Azriel Brown (עזריאל בראון) (born August 1972) is an Orthodox Jewish Rabbi and Rosh Yeshiva of the Yeshiva Gedola of Carteret. He is the oldest son of Rabbi Moshe Brown, a prominent Rabbi in Far Rockaway and the 5 Towns, New York, and a Maggid Shiur at Yeshiva of Far Rockaway.

Rabbi Brown studied at Yeshiva Darchei Torah (Far Rockaway), Yeshiva of Far Rockaway, Mir Yeshiva (Jerusalem), and Ner Israel, where he received a PhD in Talmudic Law. Brown has mastered the Talmud and completed it at least 12 times.

Rabbi Brown has written numerous works in Hebrew on various subjects within Torah literature.

- ספר עוז והילול on Hallel
- ספר עוז לעמו on Jewish History
- ספר עדות לאברהם on Mesches Nedorim
- ספר עבודה בים on Safek Doraisa L'Chumra
- קונטרס עוז לתורה on Three Mesoras HaTorah

He also authored a portion of "Introduction to the Talmud" by Artscroll Mesorah Publications, as well as contributed to numerous other of their works.

== Rabbinical Advisory Board ==
- Harav Shmuel Kamenetsky
- Harav Reuven Feinstein
- Harav Aharon Feldman
- Harav Eliyahu (Elya) Brudny

== Executive Board ==
- Rabbi Avrohom Biderman
- Rabbi Yaakov T. Biderman
- Mr. Nachum Futersak
- Dr. Alan Goldsmith
- Mr. Leon Mayer
- Mr. Shlomo Mayer
- Rabbi Dovid Merkin
- Rabbi Naftali Miller

==Hachnasas Sifrei Torah==

In December 2008, the yeshiva celebrated a Hachnasas Sefer Torah, the traditional festivity upon the completion of a new Torah scroll. Several hundred guests came to Carteret for the procession, including several eminent Torah figures.
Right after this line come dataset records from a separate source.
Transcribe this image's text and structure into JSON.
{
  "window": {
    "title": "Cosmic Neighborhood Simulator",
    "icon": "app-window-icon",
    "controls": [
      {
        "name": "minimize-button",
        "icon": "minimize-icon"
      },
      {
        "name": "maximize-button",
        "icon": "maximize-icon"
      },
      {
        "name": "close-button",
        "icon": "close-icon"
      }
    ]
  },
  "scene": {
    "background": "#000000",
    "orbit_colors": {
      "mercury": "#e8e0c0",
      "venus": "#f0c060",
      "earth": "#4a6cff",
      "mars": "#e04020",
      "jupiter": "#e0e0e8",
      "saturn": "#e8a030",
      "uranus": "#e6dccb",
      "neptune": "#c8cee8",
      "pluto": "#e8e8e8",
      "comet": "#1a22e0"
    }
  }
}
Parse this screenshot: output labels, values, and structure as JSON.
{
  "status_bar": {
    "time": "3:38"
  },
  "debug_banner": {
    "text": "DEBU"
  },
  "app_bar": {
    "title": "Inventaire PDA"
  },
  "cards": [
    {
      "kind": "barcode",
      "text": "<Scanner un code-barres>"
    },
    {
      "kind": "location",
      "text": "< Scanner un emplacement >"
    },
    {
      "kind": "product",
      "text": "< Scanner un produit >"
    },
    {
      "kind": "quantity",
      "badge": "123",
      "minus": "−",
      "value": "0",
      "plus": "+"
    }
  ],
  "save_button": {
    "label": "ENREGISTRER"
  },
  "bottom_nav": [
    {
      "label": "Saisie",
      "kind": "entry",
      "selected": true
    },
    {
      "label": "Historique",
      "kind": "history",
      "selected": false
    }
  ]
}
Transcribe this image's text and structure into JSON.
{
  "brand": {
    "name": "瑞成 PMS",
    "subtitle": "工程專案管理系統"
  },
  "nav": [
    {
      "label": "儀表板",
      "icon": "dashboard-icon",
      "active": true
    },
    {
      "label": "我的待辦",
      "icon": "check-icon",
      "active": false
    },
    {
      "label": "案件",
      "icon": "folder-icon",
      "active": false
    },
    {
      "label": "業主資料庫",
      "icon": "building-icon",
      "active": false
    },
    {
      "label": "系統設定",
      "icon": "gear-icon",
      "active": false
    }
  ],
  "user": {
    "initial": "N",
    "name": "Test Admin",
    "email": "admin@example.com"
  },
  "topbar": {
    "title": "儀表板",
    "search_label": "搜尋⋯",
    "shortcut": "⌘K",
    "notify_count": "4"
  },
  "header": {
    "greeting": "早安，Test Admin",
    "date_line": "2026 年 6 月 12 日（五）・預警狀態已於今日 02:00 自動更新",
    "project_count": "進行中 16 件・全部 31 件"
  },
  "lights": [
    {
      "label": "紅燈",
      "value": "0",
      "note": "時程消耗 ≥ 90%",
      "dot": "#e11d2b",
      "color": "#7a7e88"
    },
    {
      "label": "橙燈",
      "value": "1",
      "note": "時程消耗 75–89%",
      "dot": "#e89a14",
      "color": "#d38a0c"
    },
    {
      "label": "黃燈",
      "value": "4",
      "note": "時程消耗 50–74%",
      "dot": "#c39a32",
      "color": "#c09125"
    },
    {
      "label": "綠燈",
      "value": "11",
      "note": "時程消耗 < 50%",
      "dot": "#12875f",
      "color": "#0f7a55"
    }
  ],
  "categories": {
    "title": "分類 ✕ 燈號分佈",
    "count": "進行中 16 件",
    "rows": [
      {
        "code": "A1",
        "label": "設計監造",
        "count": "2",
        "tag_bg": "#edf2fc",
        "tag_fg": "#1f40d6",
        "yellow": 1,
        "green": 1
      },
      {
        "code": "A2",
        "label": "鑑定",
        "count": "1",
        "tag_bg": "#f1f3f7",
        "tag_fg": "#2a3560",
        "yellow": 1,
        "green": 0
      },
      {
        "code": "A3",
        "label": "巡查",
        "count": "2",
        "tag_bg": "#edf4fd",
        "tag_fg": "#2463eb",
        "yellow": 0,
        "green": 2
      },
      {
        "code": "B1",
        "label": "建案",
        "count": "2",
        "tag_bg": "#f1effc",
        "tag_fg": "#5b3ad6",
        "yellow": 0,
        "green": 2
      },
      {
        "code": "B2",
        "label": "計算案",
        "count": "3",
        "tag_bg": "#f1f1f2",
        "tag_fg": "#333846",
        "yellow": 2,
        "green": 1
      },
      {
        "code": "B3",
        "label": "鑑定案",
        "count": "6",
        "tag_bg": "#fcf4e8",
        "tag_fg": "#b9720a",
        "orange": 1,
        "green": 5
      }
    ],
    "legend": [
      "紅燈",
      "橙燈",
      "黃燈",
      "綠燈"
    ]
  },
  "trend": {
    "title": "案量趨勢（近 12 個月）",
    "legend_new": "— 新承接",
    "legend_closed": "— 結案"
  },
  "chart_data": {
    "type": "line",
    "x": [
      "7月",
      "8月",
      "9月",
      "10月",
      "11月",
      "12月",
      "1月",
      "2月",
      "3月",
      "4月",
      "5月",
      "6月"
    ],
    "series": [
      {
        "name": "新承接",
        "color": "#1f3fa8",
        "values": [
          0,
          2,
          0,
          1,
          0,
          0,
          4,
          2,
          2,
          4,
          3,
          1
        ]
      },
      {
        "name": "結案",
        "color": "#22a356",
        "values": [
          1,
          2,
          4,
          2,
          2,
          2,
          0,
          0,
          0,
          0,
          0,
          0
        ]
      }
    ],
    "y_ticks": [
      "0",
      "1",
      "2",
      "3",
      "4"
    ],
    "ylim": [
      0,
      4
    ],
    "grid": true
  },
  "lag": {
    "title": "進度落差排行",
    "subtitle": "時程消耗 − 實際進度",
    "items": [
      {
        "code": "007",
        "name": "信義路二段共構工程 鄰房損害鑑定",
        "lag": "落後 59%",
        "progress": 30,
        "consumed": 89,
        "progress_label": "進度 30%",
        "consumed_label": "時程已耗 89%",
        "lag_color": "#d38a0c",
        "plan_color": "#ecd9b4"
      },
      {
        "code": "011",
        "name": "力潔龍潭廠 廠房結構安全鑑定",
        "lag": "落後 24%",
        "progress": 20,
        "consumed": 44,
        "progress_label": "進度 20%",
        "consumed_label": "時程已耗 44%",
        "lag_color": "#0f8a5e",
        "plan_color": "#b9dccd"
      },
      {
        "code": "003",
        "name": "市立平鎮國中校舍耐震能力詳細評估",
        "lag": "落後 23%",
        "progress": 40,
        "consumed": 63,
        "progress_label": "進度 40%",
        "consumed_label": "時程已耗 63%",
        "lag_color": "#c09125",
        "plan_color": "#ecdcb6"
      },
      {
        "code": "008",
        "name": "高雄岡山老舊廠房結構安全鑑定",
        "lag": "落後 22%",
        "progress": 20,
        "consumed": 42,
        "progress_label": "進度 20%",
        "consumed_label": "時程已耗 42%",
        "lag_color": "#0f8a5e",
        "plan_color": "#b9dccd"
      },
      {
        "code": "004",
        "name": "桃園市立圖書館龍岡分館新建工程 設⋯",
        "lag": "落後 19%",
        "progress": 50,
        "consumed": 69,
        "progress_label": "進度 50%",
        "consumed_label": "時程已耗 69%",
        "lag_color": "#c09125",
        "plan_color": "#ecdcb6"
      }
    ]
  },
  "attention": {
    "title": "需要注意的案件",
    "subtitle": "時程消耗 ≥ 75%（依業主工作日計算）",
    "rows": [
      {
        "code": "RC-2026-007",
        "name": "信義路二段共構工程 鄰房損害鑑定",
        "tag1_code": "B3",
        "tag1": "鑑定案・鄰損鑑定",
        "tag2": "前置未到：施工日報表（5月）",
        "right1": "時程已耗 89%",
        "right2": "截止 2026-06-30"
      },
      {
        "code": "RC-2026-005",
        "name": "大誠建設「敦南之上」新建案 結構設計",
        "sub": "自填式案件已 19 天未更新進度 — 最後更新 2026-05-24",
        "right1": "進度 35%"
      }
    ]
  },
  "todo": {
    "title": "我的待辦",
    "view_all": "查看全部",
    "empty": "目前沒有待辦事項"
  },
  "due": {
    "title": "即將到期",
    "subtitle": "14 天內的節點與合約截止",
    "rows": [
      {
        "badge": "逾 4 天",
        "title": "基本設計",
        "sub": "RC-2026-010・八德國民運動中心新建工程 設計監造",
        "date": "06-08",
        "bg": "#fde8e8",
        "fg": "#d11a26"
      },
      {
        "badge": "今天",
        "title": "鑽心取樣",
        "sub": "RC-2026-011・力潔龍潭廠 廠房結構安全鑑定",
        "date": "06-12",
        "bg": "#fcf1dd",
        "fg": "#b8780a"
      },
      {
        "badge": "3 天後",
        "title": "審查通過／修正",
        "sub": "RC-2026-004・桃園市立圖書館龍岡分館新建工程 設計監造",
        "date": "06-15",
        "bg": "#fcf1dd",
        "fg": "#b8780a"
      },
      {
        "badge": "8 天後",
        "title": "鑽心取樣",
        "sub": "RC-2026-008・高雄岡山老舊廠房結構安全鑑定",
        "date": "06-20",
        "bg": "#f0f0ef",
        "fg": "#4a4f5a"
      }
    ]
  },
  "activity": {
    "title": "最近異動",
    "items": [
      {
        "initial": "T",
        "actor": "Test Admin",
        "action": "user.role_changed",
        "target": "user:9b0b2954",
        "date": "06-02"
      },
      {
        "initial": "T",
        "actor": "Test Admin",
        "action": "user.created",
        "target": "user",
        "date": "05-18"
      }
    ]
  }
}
Noe Street was barricaded off to outside traffic as the crowd wound its way to the yeshiva building accompanied by live music and dancing.

In September 2011, the yeshiva held a kesivas osios (Torah scroll-writing ceremony) in Lakewood for another new Torah scroll, that was to be dedicated after Sukkos 2011. The Hachnosas Sefer Torah took place in Carteret.

== Hurricane Sandy ==
In October 2012 the yeshiva building experienced substantial damage from Hurricane Sandy. The flooding reached nearly 2 ft above the main floor, as well as damaged dormitory houses. One dormitory, hit by the flood and by an explosion from a neighboring building, was condemned by the township. Total damage was estimated at close to $200,000. The Yeshiva was ineligible for FEMA assistance, due to the exclusion of religious institutions at the time. This set back the Yeshiva tremendously.

== Hurricane Ida and fire ==
In September 2021, the Yeshiva suffered massive amounts of damage from Hurricane Ida. Later the same school year (early summer 2022), the Yeshiva had a fire.